Positives / negatives with over seeding Zoyzia grass with KBG? Is it possible?


----------



## Green (Dec 24, 2017)

Like "Bluemuda"?

I guess you could call it Zoysiblue.


----------



## critterdude311 (Apr 21, 2018)

jemerson2196 said:


> Positives / negatives with over seeding Zoyzia grass with KBG? Is it possible?


Not recommended, especially if the zoysia is already established. The density of the zoysia will prevent decent germination rates, unless you heavily core aerate and dethatch, which would be a bad idea on the zoysia this time of year in Jersey.

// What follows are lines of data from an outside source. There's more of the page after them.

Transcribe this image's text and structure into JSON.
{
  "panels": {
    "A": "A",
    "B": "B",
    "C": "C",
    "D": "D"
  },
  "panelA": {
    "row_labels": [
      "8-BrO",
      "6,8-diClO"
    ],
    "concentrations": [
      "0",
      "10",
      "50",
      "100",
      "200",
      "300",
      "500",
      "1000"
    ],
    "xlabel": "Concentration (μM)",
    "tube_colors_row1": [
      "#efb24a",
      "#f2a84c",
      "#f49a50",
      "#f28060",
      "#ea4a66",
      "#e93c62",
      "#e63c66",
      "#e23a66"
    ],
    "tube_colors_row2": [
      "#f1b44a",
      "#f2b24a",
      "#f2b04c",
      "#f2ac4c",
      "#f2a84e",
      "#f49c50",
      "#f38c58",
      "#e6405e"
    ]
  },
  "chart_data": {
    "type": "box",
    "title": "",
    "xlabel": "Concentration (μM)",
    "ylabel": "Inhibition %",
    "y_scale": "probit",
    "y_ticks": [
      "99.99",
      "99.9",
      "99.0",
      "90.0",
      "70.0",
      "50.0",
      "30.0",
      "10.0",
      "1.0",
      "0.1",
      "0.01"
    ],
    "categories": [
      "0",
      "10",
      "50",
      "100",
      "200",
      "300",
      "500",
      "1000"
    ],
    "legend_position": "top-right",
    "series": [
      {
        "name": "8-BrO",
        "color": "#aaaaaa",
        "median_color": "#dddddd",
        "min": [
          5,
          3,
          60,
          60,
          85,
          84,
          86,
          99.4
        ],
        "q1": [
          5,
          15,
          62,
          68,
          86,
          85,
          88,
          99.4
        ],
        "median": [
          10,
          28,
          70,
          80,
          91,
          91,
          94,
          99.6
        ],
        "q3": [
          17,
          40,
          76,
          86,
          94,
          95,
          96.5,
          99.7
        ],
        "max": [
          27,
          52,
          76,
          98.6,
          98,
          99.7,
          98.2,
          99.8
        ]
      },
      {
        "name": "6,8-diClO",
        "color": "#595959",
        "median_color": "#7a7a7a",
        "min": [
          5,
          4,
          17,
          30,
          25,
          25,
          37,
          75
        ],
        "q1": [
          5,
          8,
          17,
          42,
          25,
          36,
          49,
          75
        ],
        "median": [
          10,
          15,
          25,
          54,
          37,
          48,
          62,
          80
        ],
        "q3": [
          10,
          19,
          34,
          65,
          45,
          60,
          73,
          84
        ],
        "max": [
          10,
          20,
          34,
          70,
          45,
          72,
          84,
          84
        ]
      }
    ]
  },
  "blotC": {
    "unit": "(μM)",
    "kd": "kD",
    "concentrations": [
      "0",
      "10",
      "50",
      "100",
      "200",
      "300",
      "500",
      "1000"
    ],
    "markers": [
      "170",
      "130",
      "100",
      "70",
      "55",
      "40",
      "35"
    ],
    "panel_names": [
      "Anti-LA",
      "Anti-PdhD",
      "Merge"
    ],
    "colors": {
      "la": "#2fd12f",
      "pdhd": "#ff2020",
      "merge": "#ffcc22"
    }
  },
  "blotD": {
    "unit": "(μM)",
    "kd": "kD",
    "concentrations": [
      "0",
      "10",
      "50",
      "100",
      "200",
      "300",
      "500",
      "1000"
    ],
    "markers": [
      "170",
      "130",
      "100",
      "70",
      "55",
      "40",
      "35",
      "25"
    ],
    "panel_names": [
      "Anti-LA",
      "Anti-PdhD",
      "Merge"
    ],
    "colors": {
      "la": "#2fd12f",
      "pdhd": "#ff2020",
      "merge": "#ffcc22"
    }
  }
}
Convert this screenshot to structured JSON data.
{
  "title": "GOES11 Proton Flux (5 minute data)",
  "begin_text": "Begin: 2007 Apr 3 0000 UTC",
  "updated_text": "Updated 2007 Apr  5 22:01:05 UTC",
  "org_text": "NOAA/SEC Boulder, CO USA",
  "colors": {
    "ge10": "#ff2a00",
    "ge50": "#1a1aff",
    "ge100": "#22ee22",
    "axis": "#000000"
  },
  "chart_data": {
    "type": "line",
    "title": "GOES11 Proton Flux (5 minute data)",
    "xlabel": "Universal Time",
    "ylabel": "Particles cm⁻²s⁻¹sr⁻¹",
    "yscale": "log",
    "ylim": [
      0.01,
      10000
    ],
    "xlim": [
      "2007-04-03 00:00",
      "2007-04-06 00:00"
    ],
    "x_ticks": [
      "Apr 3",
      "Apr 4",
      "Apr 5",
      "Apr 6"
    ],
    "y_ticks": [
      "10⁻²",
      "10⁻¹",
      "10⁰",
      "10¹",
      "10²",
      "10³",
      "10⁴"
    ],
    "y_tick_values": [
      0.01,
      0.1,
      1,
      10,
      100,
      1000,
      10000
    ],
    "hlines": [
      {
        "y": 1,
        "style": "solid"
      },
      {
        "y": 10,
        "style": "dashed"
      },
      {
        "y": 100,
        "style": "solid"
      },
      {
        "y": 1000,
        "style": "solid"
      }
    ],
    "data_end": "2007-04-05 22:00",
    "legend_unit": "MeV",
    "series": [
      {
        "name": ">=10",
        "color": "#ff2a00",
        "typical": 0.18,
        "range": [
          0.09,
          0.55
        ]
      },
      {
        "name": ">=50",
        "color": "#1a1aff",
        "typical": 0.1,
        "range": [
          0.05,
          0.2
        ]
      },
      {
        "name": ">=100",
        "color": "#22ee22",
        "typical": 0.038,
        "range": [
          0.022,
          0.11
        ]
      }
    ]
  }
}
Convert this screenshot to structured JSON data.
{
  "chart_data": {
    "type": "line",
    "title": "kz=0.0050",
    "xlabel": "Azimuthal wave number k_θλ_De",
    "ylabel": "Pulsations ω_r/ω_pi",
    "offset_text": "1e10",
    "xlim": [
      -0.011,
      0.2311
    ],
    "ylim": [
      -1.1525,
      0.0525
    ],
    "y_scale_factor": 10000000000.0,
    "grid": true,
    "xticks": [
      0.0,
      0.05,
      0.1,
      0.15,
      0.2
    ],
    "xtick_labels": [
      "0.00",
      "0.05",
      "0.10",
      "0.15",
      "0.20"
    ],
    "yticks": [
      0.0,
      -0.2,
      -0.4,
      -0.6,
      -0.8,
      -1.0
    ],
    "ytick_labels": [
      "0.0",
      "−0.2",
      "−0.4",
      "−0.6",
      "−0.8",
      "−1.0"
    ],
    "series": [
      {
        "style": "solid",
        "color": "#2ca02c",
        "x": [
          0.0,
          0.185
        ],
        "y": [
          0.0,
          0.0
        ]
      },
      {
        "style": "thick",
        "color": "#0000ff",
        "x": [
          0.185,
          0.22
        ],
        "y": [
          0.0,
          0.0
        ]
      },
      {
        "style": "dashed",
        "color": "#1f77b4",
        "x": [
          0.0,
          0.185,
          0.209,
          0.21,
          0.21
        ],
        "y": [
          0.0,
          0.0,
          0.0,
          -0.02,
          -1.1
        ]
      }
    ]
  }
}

If you insist on overseeding the zoysia your best bet is probably perennial ryegrass due to the faster germination rates and establishment, but I still wouldn't recommend it because the density of the zoysia will cause it to look blotchy. Turf paint or colorant might be worth looking at as an alternative.


----------



## critterdude311 (Apr 21, 2018)

Just saw you were looking at seeding zenith in another post so this would presumably be something you try and seed at the same time. The window for seeding zenith in Jersey has passed so you would need to wait until next May to try it. My gut tells me it wouldn't work out too well, but only you can decide for yourself if it's worth it. Maybe a small test plot for experimenting, but I would not try this on all 10K square feet at once.


----------



## Suburban Jungle Life (Mar 1, 2018)

Zoysia grows thick enough it would choke out most other grasses. You would end up with random plants throughout the zoysia which somehow survived. If you wanted the uniform green look for winter, I would scalp it to 1" or so and then verticut it in 2 directions. Mow and bag all the mess. Then seed rye. It'll probably look pretty good maintained at 2" but might be a little patchy. Then, probably spray it out in the spring time when the zoysia comes back. I know this is a common bermuda practice but I guess you could do it with zoysia. Maybe try the front yard this year to see if it is worth bothering doing it all in the future.


----------